Nuit - Jean-Pierre Perreault
The theme of the group as a microsociety is one of Jean-Pierre Perreault's leitmotifs. In Nuit, we find often anonymous yet endearing beings which win their freedom at the expense of separation from the group. Duets, solos and ensembles are alternated to form a mosaic of the multiple individual aspirations within a collective. Time is collective, cadenced by the simplicity of the steps.
Fluide - Harold Rhéaume
According to sociologist Zygmunt Bauman, the 2000s are the years of "liquid modernity", whereby network connections have replaced the overly stable concept of structure. This fluidity, which enables connection as much as disconnection, is explored in the choreography of Rhéaume. The social metaphor returns the focus to the individual. It is not so much the place of the individual within the collective community that is explored, but rather society built as a flexible and mobile network between individuals.
Rapaillé - Frédérique-Annie Robitaille et Dominique Desrochers
With its very personal way of interlacing individual and collective destinies, Gaston Miron's L'Homme rapaillé is considered one of the most important Quebecois novels of the 20th century. Like any language, dance relies on orality to remain alive. By setting their jig to the verses of Miron, the urban folklore collective Zogma literally puts the issue of identity in movement. Incarnated in the rhythms and bodies, the texts acquire a new sensuality. By incorporating the rhythms of language, dance becomes living memory and unleashes its entire range of meanings.
Gravel Works - Fredéric Gravel
A series of small choreographic scenes woven together into a quilt. It also brings to mind photographs taken with a polaroid camera; snapshots which are not necessarily refined but which attest to slices of life that one might put together to make a memory album of our multiple identities. A "trashy" aesthetic but without any serious weight, a nonchalant, postmodern community.
Mozongi - Zab Maboungou
This powerful, deeply rooted group piece uses the technique of loketo, which allows the breath to travel through the body in order to generate a rhythmic and postural engagement in movement that gives new energy and dynamism to the weight of the body. This comfortable, shared relationship with weight underscores the expression of Mozongi, in which the group is experienced as a network of individual roots. Onstage, dancers from different origins reunited by the breathing of the drums make full use of the floor into which it anchors a communion between humans and territory.
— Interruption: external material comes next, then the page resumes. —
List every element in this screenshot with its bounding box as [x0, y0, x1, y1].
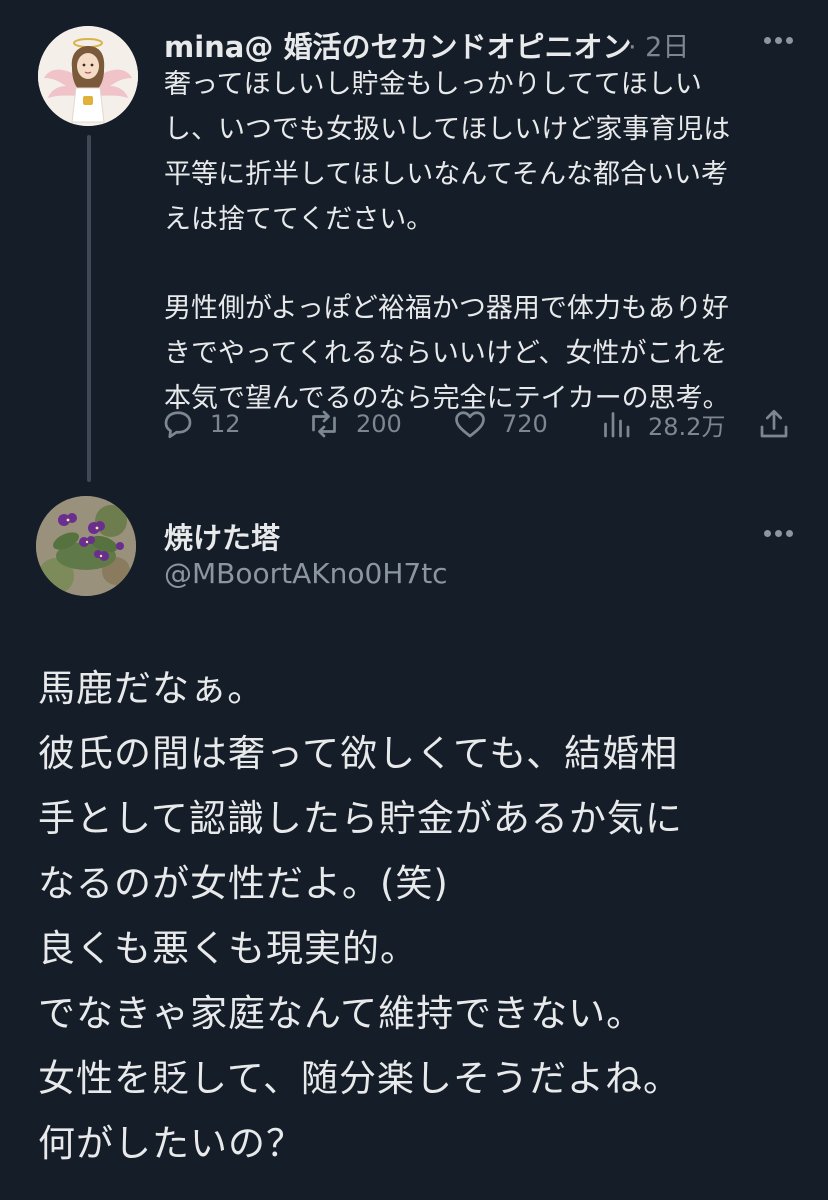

Grand continental - Sylvain Émard
For Sylvain Émard, Grand continental is a means of getting back to basics and restoring a sense of collectivity by breaking down the barriers between formal and popular dance. By involving non-professionals in his festive choreographic gatherings, the boundary between audience and participants is blurred, and dance becomes a place for conviviality, shared identity and common territory. The two prior months of rehearsals have created a strong sense of belonging within the group.